Methods: Fourteen swine underwent angiography for superselective catheterization of 28 arteries of the rete while electrocardiography and intra-arterial pressure were continuously monitored. The investigated solvents were DMSO, dimethyl isosorbide (DMI), ethyl lactate, glycofurol 75, N-methyl pyrrolidone (NMP), and solketal. Control infusion of saline ruled out catheter induced vasospasm in all cases. Each artery of the rete was infused only once with 0.8 mL of one of the solvents over 60 seconds. Acute angiographic and hemodynamic consequences were evaluated. Blood samples were assessed for signs of intravascular hemolysis. Brains and retia were harvested for gross and histopathologic investigation.
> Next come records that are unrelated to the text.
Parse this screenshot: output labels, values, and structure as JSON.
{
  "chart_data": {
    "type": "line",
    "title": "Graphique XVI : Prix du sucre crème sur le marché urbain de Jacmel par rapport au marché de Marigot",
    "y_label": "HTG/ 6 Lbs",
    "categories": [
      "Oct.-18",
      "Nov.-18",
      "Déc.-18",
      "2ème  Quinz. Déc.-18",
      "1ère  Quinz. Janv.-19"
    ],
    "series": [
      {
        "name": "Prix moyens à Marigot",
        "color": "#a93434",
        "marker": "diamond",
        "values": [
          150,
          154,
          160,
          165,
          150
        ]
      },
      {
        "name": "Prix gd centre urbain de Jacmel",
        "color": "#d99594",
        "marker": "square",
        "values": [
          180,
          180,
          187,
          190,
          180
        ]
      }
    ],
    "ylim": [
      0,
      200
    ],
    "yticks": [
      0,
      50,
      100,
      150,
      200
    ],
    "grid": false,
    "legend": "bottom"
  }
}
Results: On the basis of the angiographic data, DMSO induced the most pronounced vasospasm with the longest recovery period of all solvents investigated. Ethyl lactate, glycofurol 75, and solketal elicited less severe vasospasms and accordingly resolved much more quickly. DMI and NMP induced only minimal vasospasms with comparably short duration. No solvent caused significant hemodynamic alterations or hemolysis. Gross inspection of brains showed no abnormalities, whereas histopathologic examination revealed mostly nonspecific findings. One rete exposed to solketal displayed possible causal histotoxic changes.
Conclusion: DMI and NMP produced far less vasospasm than DMSO. No changes in hemodynamic or hemolytic parameters and no histopathologic findings were observed with infusion of these solvents.